A Mindset Shift for Practitioners:
Accuracy feels safe. It’s quantifiable and comparable. However, if we want machine learning to create value, not just explain the past, we need to adopt a mindset shift: accepting a little chaos. Controlled randomness uncovers opportunities hidden in the long tail. Think in terms of systems, not snapshots. Every prediction feeds back into the environment. Optimize for adaptability, not perfection. The world changes; your model must too!
Alternative Approaches:
In this case, the solution we presented was just one example; however, professional literature offers a rich toolbox for tackling such challenges. This is where the world of multi-armed bandits comes into play, a framework that elegantly balances exploration and exploitation in uncertain environments. Among the many approaches, Thompson Sampling stands out as both intuitive and mathematically powerful: by maintaining a Bayesian posterior distribution over possible outcomes, the algorithm randomly samples from that distribution to decide which “arm” to pull next.
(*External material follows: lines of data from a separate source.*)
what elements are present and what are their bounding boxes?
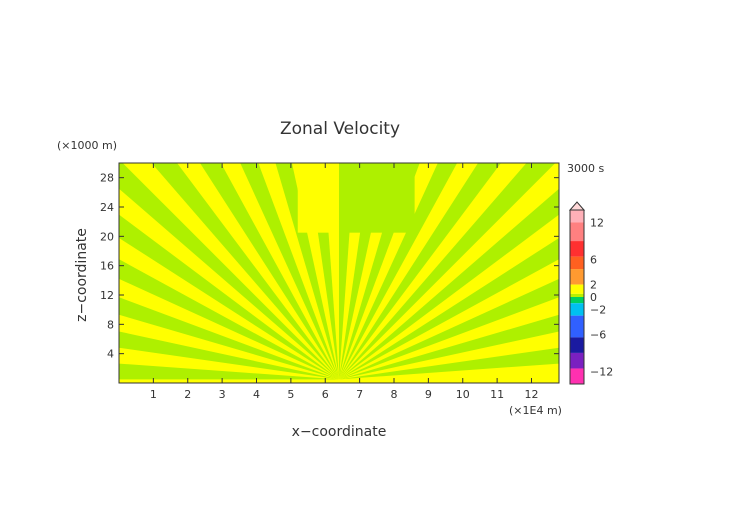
field-panel <box>297 163 339 233</box>
chart-title: Zonal Velocity <box>280 119 400 139</box>
y-tick-label: 28 <box>100 172 114 185</box>
y-axis-label: z−coordinate <box>74 228 90 322</box>
colorbar-segment <box>570 337 584 353</box>
x-tick-label: 1 <box>150 388 157 401</box>
field-band <box>240 163 339 380</box>
field-band <box>119 163 339 380</box>
x-tick-label: 9 <box>425 388 432 401</box>
x-axis-label: x−coordinate <box>292 424 387 440</box>
y-tick-label: 12 <box>100 289 114 302</box>
field-band <box>119 363 339 380</box>
x-tick-label: 12 <box>525 388 539 401</box>
colorbar-segment <box>570 293 584 297</box>
y-tick-label: 24 <box>100 201 114 214</box>
x-axis: 1 2 3 4 5 6 7 8 9 10 11 12 <box>150 163 539 401</box>
colorbar-tick-label: −2 <box>590 303 606 316</box>
field-band <box>199 163 339 380</box>
x-tick-label: 6 <box>322 388 329 401</box>
colorbar-arrow <box>568 201 586 211</box>
field-band <box>339 163 501 380</box>
x-tick-label: 2 <box>184 388 191 401</box>
colorbar-segment <box>570 315 584 338</box>
colorbar-frame <box>569 209 585 385</box>
colorbar-segment <box>570 210 584 223</box>
field-band <box>339 163 556 380</box>
time-label: 3000 s <box>567 162 604 175</box>
field-band <box>339 347 559 380</box>
colorbar-tick-label: 12 <box>590 216 604 229</box>
x-tick-label: 5 <box>287 388 294 401</box>
colorbar-segment <box>570 284 584 294</box>
y-tick-label: 8 <box>107 318 114 331</box>
x-tick-label: 10 <box>456 388 470 401</box>
y-unit-label: (×1000 m) <box>57 139 117 152</box>
colorbar-tick-label: 6 <box>590 254 597 267</box>
x-tick-label: 4 <box>253 388 260 401</box>
x-tick-label: 3 <box>219 388 226 401</box>
colorbar-tick-label: 2 <box>590 279 597 292</box>
colorbar-segment <box>570 222 584 242</box>
colorbar-segment <box>570 303 584 316</box>
field-band <box>339 163 387 380</box>
x-unit-label: (×1E4 m) <box>509 404 562 417</box>
y-tick-label: 20 <box>100 230 114 243</box>
field-band <box>275 163 339 380</box>
colorbar-tick-label: −12 <box>590 366 613 379</box>
colorbar-segment <box>570 241 584 257</box>
field-band <box>339 163 458 380</box>
y-tick-label: 16 <box>100 260 114 273</box>
y-axis: 4 8 12 16 20 24 28 <box>100 172 559 361</box>
x-tick-label: 7 <box>356 388 363 401</box>
y-tick-label: 4 <box>107 348 114 361</box>
x-tick-label: 11 <box>490 388 504 401</box>
plot-frame <box>118 162 560 384</box>
colorbar-tick-label: 0 <box>590 291 597 304</box>
colorbar-tick-label: −6 <box>590 328 606 341</box>
colorbar-segment <box>570 297 584 304</box>
colorbar: 12 6 20−2 −6 −12 <box>568 201 613 385</box>
colorbar-segment <box>570 352 584 369</box>
field-panel <box>339 163 415 233</box>
colorbar-segment <box>570 269 584 285</box>
velocity-field <box>119 163 559 383</box>
x-tick-label: 8 <box>391 388 398 401</box>
colorbar-segment <box>570 256 584 270</box>
colorbar-segment <box>570 368 584 384</box>
field-band <box>151 163 339 380</box>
In practice, this means it naturally allocates more traffic to strategies that appear promising, while still reserving room for experimentation: mitigating the cold start problem and continuously adapting to evolving data.
Common Pitfalls
There are many common pitfalls, and we won’t cover them all here, but one is worth highlighting given our prior discussion of alternative solutions. Filtering algorithms are rarely perfect; for example, an accuracy of 80% means that 20% of samples are misclassified false positives (FP) or false negatives (FN). It’s tempting to view FPs as a form of “exploration”. If half of the errors are FPs (i.e., 10%), one might think this mimics ε-greedy exploration in a nearly perfect model. In practice, however, it doesn’t. False positives are often systematically biased, favoring certain types of segments and leaving coverage narrow, whereas true ε-greedy exploration introduces controlled randomness, ensuring broader and more balanced exploration. So, no matter what randomization or chaos method you choose to introduce into the system, it needs to be balanced.
Conclusion:
Accuracy will always have a place in our toolbox. But we must stop worshipping it as the supreme measure of success. In dynamic, real-world systems, an overly accurate model can paradoxically become brittle, conservative, and blind to new possibilities. This issue applies to any filtering or ranking metric, not just accuracy. The problem lies not in the metrics themselves, but in how they are applied. So, what’s the solution? Awareness, incorporating additional KPIs, and seeking creative alternatives. Our experience with the Chaos Agent reminded us that in both algorithms and life, progress often comes not from predicting the obvious, but from daring to test the uncertain. A 99% accurate model that never tries anything new? That’s not smart, that’s just scared. Sometimes, the smartest thing a model can do is to be a little bit wrong on purpose.